The theme of the project is tropical optimisation. In principle, optimisation is one of the most applicable branches of mathematics. An ordinary person is solving various optimisation problems every day, for example, to minimise time and money that they spend or to maximise the impact of their effort. Mathematical formulation of an optimisation problem typically consists of an objective function to be optimised and a mathematical description of the area and variables over which the optimisation is performed. The project is focused, more specifically, on the case when both the function to be optimised and the optimisation domain can be most conveniently described in terms of tropical algebra.
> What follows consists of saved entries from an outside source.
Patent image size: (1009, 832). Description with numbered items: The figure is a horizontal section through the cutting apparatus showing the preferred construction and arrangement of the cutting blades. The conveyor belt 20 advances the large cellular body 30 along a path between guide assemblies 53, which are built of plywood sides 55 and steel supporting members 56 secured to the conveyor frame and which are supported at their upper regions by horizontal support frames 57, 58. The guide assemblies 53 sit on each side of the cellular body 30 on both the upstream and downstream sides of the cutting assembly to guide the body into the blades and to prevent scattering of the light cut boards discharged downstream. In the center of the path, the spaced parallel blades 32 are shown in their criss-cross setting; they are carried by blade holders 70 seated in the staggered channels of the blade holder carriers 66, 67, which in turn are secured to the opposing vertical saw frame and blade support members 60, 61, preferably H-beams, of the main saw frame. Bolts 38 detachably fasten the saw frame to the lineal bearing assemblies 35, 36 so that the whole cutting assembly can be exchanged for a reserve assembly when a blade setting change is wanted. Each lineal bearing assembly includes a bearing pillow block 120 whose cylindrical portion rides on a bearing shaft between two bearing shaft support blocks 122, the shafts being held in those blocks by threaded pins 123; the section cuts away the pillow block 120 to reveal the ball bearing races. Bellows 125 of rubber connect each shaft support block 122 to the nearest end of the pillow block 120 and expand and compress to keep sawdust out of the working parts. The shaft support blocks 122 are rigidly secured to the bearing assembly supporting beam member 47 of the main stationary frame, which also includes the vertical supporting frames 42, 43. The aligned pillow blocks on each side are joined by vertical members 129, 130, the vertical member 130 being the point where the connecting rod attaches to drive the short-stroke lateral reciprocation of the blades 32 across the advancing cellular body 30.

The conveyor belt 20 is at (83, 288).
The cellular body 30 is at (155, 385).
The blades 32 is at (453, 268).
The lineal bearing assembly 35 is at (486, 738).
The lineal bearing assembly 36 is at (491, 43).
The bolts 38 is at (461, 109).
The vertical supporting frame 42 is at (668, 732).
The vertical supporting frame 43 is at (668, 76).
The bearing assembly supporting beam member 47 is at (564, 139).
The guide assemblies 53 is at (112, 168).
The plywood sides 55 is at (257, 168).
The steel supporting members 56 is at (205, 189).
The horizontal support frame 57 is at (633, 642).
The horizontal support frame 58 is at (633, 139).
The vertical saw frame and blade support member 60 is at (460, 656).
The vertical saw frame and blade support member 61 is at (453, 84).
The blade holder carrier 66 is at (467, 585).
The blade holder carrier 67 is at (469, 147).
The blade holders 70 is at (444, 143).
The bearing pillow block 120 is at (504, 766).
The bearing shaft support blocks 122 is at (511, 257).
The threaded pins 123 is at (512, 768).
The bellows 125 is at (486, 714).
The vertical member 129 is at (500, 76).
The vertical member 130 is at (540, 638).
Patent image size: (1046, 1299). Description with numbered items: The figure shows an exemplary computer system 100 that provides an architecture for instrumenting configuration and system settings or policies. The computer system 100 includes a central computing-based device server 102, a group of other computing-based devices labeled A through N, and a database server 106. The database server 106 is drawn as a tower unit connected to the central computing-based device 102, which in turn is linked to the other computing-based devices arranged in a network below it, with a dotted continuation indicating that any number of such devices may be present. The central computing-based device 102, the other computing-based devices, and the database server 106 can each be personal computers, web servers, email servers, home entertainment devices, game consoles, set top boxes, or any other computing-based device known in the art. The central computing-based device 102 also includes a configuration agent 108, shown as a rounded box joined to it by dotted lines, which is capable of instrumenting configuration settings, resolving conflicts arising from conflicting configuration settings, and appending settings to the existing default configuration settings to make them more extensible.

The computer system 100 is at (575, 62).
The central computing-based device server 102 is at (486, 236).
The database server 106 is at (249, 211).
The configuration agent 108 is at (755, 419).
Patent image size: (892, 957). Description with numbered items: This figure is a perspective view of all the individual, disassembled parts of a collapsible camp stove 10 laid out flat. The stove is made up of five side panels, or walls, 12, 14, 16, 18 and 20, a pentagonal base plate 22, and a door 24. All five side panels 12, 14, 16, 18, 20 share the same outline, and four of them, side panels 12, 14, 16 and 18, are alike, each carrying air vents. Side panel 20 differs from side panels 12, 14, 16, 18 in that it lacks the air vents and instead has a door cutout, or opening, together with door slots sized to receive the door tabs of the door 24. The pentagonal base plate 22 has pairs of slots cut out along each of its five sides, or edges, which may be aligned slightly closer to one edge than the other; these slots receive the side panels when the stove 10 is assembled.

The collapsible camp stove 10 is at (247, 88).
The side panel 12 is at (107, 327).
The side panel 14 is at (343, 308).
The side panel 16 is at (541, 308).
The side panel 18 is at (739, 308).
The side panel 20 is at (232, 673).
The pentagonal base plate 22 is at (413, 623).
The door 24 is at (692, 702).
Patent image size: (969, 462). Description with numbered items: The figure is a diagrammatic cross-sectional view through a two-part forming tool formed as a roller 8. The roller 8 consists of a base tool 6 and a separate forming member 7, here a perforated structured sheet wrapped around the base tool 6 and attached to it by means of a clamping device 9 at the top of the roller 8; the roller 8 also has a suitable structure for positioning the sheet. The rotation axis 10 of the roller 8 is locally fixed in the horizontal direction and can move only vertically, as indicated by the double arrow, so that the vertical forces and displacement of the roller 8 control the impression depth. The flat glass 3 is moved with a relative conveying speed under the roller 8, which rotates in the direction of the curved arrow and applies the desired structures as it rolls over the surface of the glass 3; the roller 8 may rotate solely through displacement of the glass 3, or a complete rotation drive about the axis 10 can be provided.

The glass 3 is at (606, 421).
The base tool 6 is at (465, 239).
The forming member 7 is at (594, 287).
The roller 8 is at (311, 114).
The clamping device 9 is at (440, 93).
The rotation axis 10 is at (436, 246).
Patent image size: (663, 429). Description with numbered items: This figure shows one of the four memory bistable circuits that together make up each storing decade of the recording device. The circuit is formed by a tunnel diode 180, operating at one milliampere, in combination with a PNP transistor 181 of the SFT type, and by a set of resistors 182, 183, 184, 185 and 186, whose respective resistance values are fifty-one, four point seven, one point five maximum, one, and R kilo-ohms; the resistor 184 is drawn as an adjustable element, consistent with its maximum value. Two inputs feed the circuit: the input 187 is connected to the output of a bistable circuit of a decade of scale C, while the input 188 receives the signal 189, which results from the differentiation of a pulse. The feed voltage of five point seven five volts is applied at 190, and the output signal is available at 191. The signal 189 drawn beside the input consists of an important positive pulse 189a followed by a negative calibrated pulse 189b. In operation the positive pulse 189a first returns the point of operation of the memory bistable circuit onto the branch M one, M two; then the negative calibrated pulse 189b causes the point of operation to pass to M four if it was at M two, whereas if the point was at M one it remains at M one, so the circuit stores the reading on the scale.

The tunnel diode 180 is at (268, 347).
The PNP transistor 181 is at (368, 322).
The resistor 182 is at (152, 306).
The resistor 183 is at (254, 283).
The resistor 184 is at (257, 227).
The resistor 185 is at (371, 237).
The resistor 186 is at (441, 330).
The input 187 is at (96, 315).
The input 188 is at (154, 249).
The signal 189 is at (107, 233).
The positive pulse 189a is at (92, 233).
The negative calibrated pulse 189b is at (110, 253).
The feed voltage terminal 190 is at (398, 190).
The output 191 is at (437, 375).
We will solve problems of optimal control with switching tropical linear systems. In terms of railway scheduling applications that will mean optimising dispatchers' decisions in order to minimise the cumulative or maximal delays of train departures, thus responding to the public demand to increase the punctuality of railway operations. Since our approach will be rooted in tropical algebraic theory, new solutions to tropical optimal control problems will create new synergies between railway engineering and tropical mathematics communities.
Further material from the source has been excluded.